Argumentation and American Ideology - In this course, students will build on their knowledge of grammar and rhetoric and ideologies while studying argumentation. Students will explore Toulmin’s Claim/Evidence/Warrant format, and the five primary forms of Warrant/Reasoning: deductive, inductive, abductive, narrative, and analogy. They will read and evaluate both nonfiction and fiction pieces. They will construct their own written and oral arguments, blending grammar with style. Assessments will include essays, oral exams, persuasive speeches and debates.

Argumentation and American Ideology Honors - The honors course reads more supplementary material, incorporates more challenging application and evaluation questions on assessments, requires more synthesis on essays, and has a higher expectation for oratory performance.

Capstone Honors

This culminating course will reinforce reading, grammar, rhetoric, and logic while focusing on research as well as synthesizing argumentation and style. The first semester will examine the relationship between language and thought through a survey of Western philosophy. The second semester will require students to put these ideas together in a capstone project involving a lengthy research essay and oral defense. The project can explore a topic from any discipline. Other assessments will include synthesis papers and philosophical position papers.

Author Seminars

Students will continue to develop their skills in composition, grammar, and philosophy by examining a specific author through different ideological lenses. Students will refine their skills in stylistic analysis and argumentation through written and oral evaluations. The course involves close reading of at least two main texts, correlating non-fiction pieces and current event pieces. It culminates in a substantial synthesis research paper that allows students to put into practice the tools of argument and rhetoric they’ve acquired here at Oaks Christian.

These semester courses meet a half-year English requirement so students who enroll in this option must select two Author Seminars for the year.

Advanced Placement Offerings

AP Language and Composition

This AP course focuses on learning the elements of style and argumentation in order to analyze literature more accurately and to apply these principles to the students’ own writing.

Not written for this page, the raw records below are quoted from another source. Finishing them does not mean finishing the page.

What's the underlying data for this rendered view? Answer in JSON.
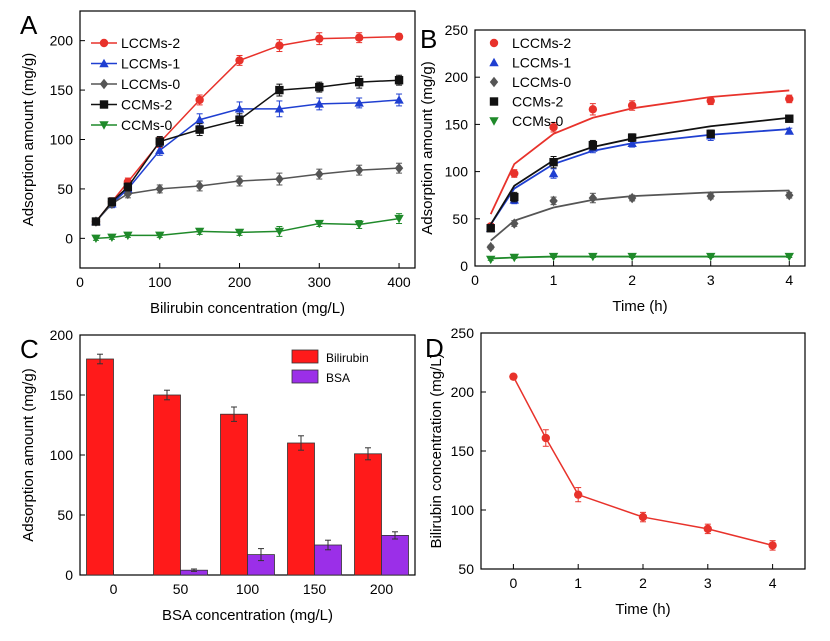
{
  "chart_data": [
    {
      "panel": "A",
      "type": "line",
      "xlabel": "Bilirubin concentration (mg/L)",
      "ylabel": "Adsorption amount (mg/g)",
      "xlim": [
        0,
        420
      ],
      "ylim": [
        -30,
        230
      ],
      "xticks": [
        0,
        100,
        200,
        300,
        400
      ],
      "yticks": [
        0,
        50,
        100,
        150,
        200
      ],
      "legend_position": "top-left",
      "x": [
        20,
        40,
        60,
        100,
        150,
        200,
        250,
        300,
        350,
        400
      ],
      "series": [
        {
          "name": "LCCMs-2",
          "color": "#e8322b",
          "marker": "circle",
          "values": [
            17,
            37,
            57,
            97,
            140,
            180,
            195,
            202,
            203,
            204
          ],
          "errors": [
            3,
            4,
            4,
            5,
            5,
            5,
            6,
            6,
            5,
            3
          ]
        },
        {
          "name": "LCCMs-1",
          "color": "#1f3fd1",
          "marker": "triangle-up",
          "values": [
            17,
            35,
            50,
            89,
            120,
            131,
            131,
            136,
            137,
            140
          ],
          "errors": [
            3,
            4,
            4,
            5,
            6,
            7,
            8,
            6,
            5,
            6
          ]
        },
        {
          "name": "LCCMs-0",
          "color": "#555555",
          "marker": "diamond",
          "values": [
            17,
            35,
            45,
            50,
            53,
            58,
            60,
            65,
            69,
            71
          ],
          "errors": [
            3,
            3,
            4,
            4,
            5,
            5,
            6,
            5,
            5,
            5
          ]
        },
        {
          "name": "CCMs-2",
          "color": "#111111",
          "marker": "square",
          "values": [
            17,
            37,
            52,
            98,
            110,
            120,
            150,
            153,
            158,
            160
          ],
          "errors": [
            3,
            4,
            4,
            5,
            6,
            6,
            6,
            5,
            6,
            5
          ]
        },
        {
          "name": "CCMs-0",
          "color": "#1f8a2a",
          "marker": "triangle-down",
          "values": [
            0,
            1,
            3,
            3,
            7,
            6,
            7,
            15,
            14,
            20
          ],
          "errors": [
            2,
            2,
            2,
            2,
            3,
            3,
            5,
            3,
            4,
            5
          ]
        }
      ]
    },
    {
      "panel": "B",
      "type": "scatter",
      "xlabel": "Time (h)",
      "ylabel": "Adsorption amount (mg/g)",
      "xlim": [
        0,
        4.2
      ],
      "ylim": [
        0,
        250
      ],
      "xticks": [
        0,
        1,
        2,
        3,
        4
      ],
      "yticks": [
        0,
        50,
        100,
        150,
        200,
        250
      ],
      "legend_position": "top-left",
      "x": [
        0.2,
        0.5,
        1,
        1.5,
        2,
        3,
        4
      ],
      "series": [
        {
          "name": "LCCMs-2",
          "color": "#e8322b",
          "marker": "circle",
          "values": [
            42,
            98,
            147,
            166,
            170,
            175,
            177
          ],
          "errors": [
            3,
            4,
            5,
            6,
            5,
            4,
            4
          ],
          "fit": [
            55,
            108,
            140,
            157,
            167,
            179,
            186
          ]
        },
        {
          "name": "LCCMs-1",
          "color": "#1f3fd1",
          "marker": "triangle-up",
          "values": [
            40,
            70,
            98,
            125,
            130,
            138,
            143
          ],
          "errors": [
            3,
            4,
            5,
            5,
            4,
            5,
            3
          ],
          "fit": [
            44,
            82,
            108,
            122,
            130,
            139,
            145
          ]
        },
        {
          "name": "LCCMs-0",
          "color": "#555555",
          "marker": "diamond",
          "values": [
            20,
            45,
            69,
            72,
            72,
            74,
            75
          ],
          "errors": [
            2,
            3,
            4,
            5,
            3,
            3,
            3
          ],
          "fit": [
            27,
            48,
            62,
            70,
            74,
            78,
            80
          ]
        },
        {
          "name": "CCMs-2",
          "color": "#111111",
          "marker": "square",
          "values": [
            40,
            73,
            110,
            128,
            136,
            140,
            156
          ],
          "errors": [
            3,
            5,
            6,
            5,
            4,
            4,
            3
          ],
          "fit": [
            44,
            85,
            112,
            126,
            135,
            148,
            157
          ]
        },
        {
          "name": "CCMs-0",
          "color": "#1f8a2a",
          "marker": "triangle-down",
          "values": [
            7,
            9,
            10,
            10,
            10,
            10,
            10
          ],
          "errors": [
            1,
            1,
            1,
            1,
            1,
            1,
            1
          ],
          "fit": [
            8,
            9,
            10,
            10,
            10,
            10,
            10
          ]
        }
      ]
    },
    {
      "panel": "C",
      "type": "bar",
      "xlabel": "BSA concentration (mg/L)",
      "ylabel": "Adsorption amount (mg/g)",
      "ylim": [
        0,
        200
      ],
      "yticks": [
        0,
        50,
        100,
        150,
        200
      ],
      "legend_position": "top-right",
      "categories": [
        "0",
        "50",
        "100",
        "150",
        "200"
      ],
      "series": [
        {
          "name": "Bilirubin",
          "color": "#ff1a1a",
          "values": [
            180,
            150,
            134,
            110,
            101
          ],
          "errors": [
            4,
            4,
            6,
            6,
            5
          ]
        },
        {
          "name": "BSA",
          "color": "#9b2fe8",
          "values": [
            0,
            4,
            17,
            25,
            33
          ],
          "errors": [
            0,
            1,
            5,
            4,
            3
          ]
        }
      ]
    },
    {
      "panel": "D",
      "type": "line",
      "xlabel": "Time (h)",
      "ylabel": "Bilirubin concentration (mg/L)",
      "xlim": [
        -0.5,
        4.5
      ],
      "ylim": [
        50,
        250
      ],
      "xticks": [
        0,
        1,
        2,
        3,
        4
      ],
      "yticks": [
        50,
        100,
        150,
        200,
        250
      ],
      "x": [
        0,
        0.5,
        1,
        2,
        3,
        4
      ],
      "series": [
        {
          "name": "",
          "color": "#e8322b",
          "marker": "circle",
          "values": [
            213,
            161,
            113,
            94,
            84,
            70
          ],
          "errors": [
            2,
            7,
            6,
            4,
            4,
            4
          ]
        }
      ]
    }
  ]
}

AP Literature and Composition

The terminal objective of this course is to prepare students for the four sections of the AP Literature and Composition Test given each May. In order to reach this objective, students will use specific terminology to analyze various novels, dramas, poems, and prose. College work will be done in this class to ensure students are equipped to both pass the AP Exam and also write at a college level. Since 45% of the test is interpreting poems and prose passages, the most salient concern for all students is their ability to analyze literature individually and then answer college-level, analytical questions and write college-level essays based upon the poems and prose passages. Nevertheless, this course is far more than an effort to teach to the test; it is a thoughtful examination of some of the greatest literary masterpieces.